The Rev. Scott Hanks has faith in his congregation's politics. The Heritage Baptist Church pastor wants members to be active in the political process. He hopes they caucused earlier this month. He wants them to vote in the presidential election.
He also wants them to keep their faith in mind when they vote.
But he can't tell them that.
The IRS makes sure there's no room for politics on the church pew. Churches are classified as 503(c)(3) organizations, which are tax-exempt. Since 1954, national law has prohibited such organizations from engaging in any political campaign activity.
That means if a pastor like Hanks were to endorse a presidential candidate, Heritage Baptist, 1781 E. 800 Road, could lose its tax-exempt status and end up with a financial mess.
To avoid such a headache, Hanks and other pastors around Lawrence must toe a line between preaching and politicking during election season. That's not to say that Hanks wants his congregation to be uninformed - he posts a candidate guide from an outside source in the church. The guide shows how candidates from both parties break down on several issues, including those that Hanks' congregation feels strongly about.
"I don't have to name a candidate. All I've got to do is name the moral issues involved, and the membership can put two plus two together," he says. "If you just preach the Bible, people are going to figure out, 'Well, this person doesn't line up with what the scripture says, so I shouldn't vote for that person.'"
Politicians and the tax man
Churches and charities both fall under the 503(c)(3) measure that bans politicking as a must for keeping tax-exempt status. But how would the IRS know if politics slipped into Sunday's sermon?
"Generally speaking, and this applies to all exempt organizations, not just churches, if someone sees something they think is not within the law, it can be reported to the Internal Revenue Service.
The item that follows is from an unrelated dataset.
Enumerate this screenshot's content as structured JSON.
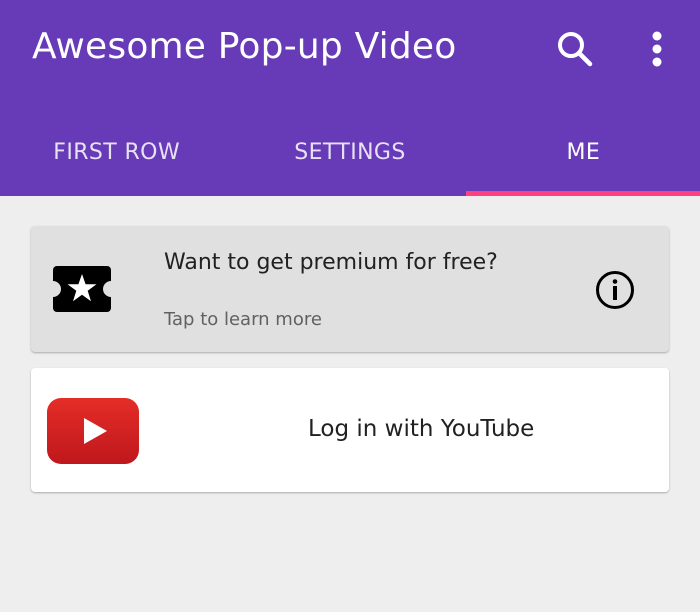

Or if there's a report in the media about activities - however the IRS would become aware of a potential problem," IRS spokesman Michael Divine says. "Then the decision would be made by experts in the exempt organization area about whether they need to send a letter, ask for an explanation or just say, 'No, that's probably OK, we don't have to worry about it.' But it's all based on the individual facts and circumstances."
For the 2006 election cycle, the IRS received 237 referrals nationwide and selected 100 - 44 churches and 56 nonchurches - for examination. Some of those cases are still under investigation, but at least 26 cases of improper political activity were found and issued written advisories. No recommendations to revoke nonprofit status have been reported.
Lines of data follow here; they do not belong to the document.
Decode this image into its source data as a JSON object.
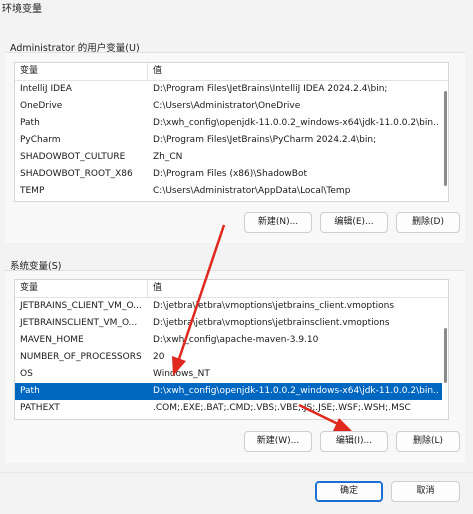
{
  "window": {
    "title": "环境变量"
  },
  "user_section": {
    "label": "Administrator 的用户变量(U)",
    "headers": {
      "name": "变量",
      "value": "值"
    },
    "rows": [
      {
        "name": "IntelliJ IDEA",
        "value": "D:\\Program Files\\JetBrains\\IntelliJ IDEA 2024.2.4\\bin;"
      },
      {
        "name": "OneDrive",
        "value": "C:\\Users\\Administrator\\OneDrive"
      },
      {
        "name": "Path",
        "value": "D:\\xwh_config\\openjdk-11.0.0.2_windows-x64\\jdk-11.0.0.2\\bin..."
      },
      {
        "name": "PyCharm",
        "value": "D:\\Program Files\\JetBrains\\PyCharm 2024.2.4\\bin;"
      },
      {
        "name": "SHADOWBOT_CULTURE",
        "value": "Zh_CN"
      },
      {
        "name": "SHADOWBOT_ROOT_X86",
        "value": "D:\\Program Files (x86)\\ShadowBot"
      },
      {
        "name": "TEMP",
        "value": "C:\\Users\\Administrator\\AppData\\Local\\Temp"
      }
    ],
    "buttons": {
      "new": "新建(N)...",
      "edit": "编辑(E)...",
      "delete": "删除(D)"
    }
  },
  "system_section": {
    "label": "系统变量(S)",
    "headers": {
      "name": "变量",
      "value": "值"
    },
    "rows": [
      {
        "name": "JETBRAINS_CLIENT_VM_O...",
        "value": "D:\\jetbra\\jetbra\\vmoptions\\jetbrains_client.vmoptions"
      },
      {
        "name": "JETBRAINSCLIENT_VM_O...",
        "value": "D:\\jetbra\\jetbra\\vmoptions\\jetbrainsclient.vmoptions"
      },
      {
        "name": "MAVEN_HOME",
        "value": "D:\\xwh_config\\apache-maven-3.9.10"
      },
      {
        "name": "NUMBER_OF_PROCESSORS",
        "value": "20"
      },
      {
        "name": "OS",
        "value": "Windows_NT"
      },
      {
        "name": "Path",
        "value": "D:\\xwh_config\\openjdk-11.0.0.2_windows-x64\\jdk-11.0.0.2\\bin...",
        "selected": true
      },
      {
        "name": "PATHEXT",
        "value": ".COM;.EXE;.BAT;.CMD;.VBS;.VBE;.JS;.JSE;.WSF;.WSH;.MSC"
      }
    ],
    "buttons": {
      "new": "新建(W)...",
      "edit": "编辑(I)...",
      "delete": "删除(L)"
    }
  },
  "footer": {
    "ok": "确定",
    "cancel": "取消"
  },
  "colors": {
    "selection": "#0067c0",
    "annotation_arrow": "#e0281e",
    "primary_border": "#1a6fd1"
  }
}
In 2004, the IRS selected 110 cases for examination, issued 69 written advisories, revoked the tax-exempt status of five organizations and proposed the revocation for two others.
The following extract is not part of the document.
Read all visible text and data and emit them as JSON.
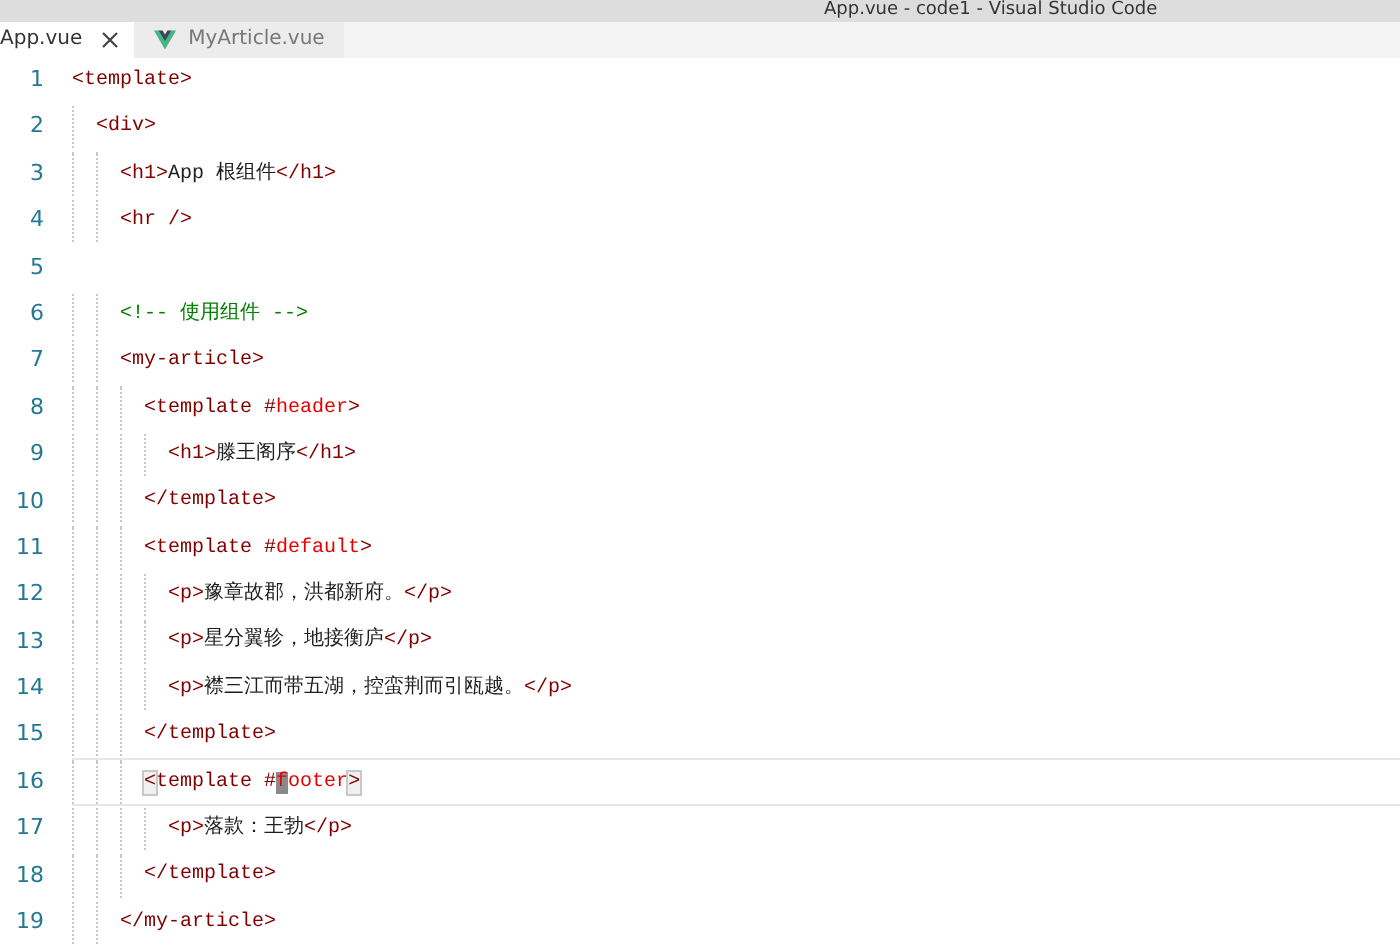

Just this week, an attorney for a Los Angeles-area pastor confirmed the pastor is under investigation after he endorsed Mike Huckabee's candidacy for president.
Divine says churches and other tax-exempt organizations have no reason not to know the rules. The guidelines are spelled out clearly on the IRS Web site, along with an eight-page document packed with examples about what is inappropriate and what is acceptable.
What happened to the five organizations that lost their status in 2004?
"Basically, if an organization loses its exempt status, contributions are no longer deductible, and they may have to pay taxes on the income that they had for the period that is affected by the ruling," Divine says.
And the re-application process is long and airs every bit of an organization's financial dirty laundry.
"It's transparent," Divine says of the application process. "One of the advantages of exempt organizations not paying taxes is that the process is open for view. So when there's an exempt organization, whether it be a religious organization or an environmental fund or something like that, it needs to be open so that everyone can see that they do, in fact, deserve the benefits of being an exempt organization."
The Rev. Peter Luckey refers to this situation as a tightrope strung between faith and social action.
"What we say is that we walk a tightrope all the time. And here's the tightrope - on one hand we believe that our faith transcends all political candidacies or political parties. Yet at the same time, the content of our faith believes in the importance of justice and compassion, and calls us to be engaged in a fight and struggle for justice and peace in the world," says the senior pastor at Plymouth Congregational Church, 925 Vt. "It necessarily means that we, out of our faith, are going to be involved in political issues and the political process.
"So the question is, 'How can we be involved and engaged in politics and yet at the same time keep ourselves removed from it enough that we do not espouse any one particular candidacy?'"
For Hanks, the pastor at Heritage Bible, the answer to that question is simple: stay with the Bible.
"I think the problem is most pastors are afraid to speak out about the moral issues of a candidate because he's afraid of losing his 503(c)(3). But the bottom line is that God made that pastor as the overseer of that flock or membership that he teaches and preaches," Hanks says. "If a preacher would just preach the Bible, a church member would know who to vote for."
Luckey agrees but says that no matter whom his church members chose, they should be prepared for what he calls "the marvelous mess of what we call democracy." He notes a gap between principles and reality but says that shouldn't stop anyone from enlisting faith when picking a candidate.
"At its best, what a life of faith does is help ground people in what are the ultimate principles of importance in their lives," Luckey says. "And those ought to be the principles that are inside (the heart of) who leads our country."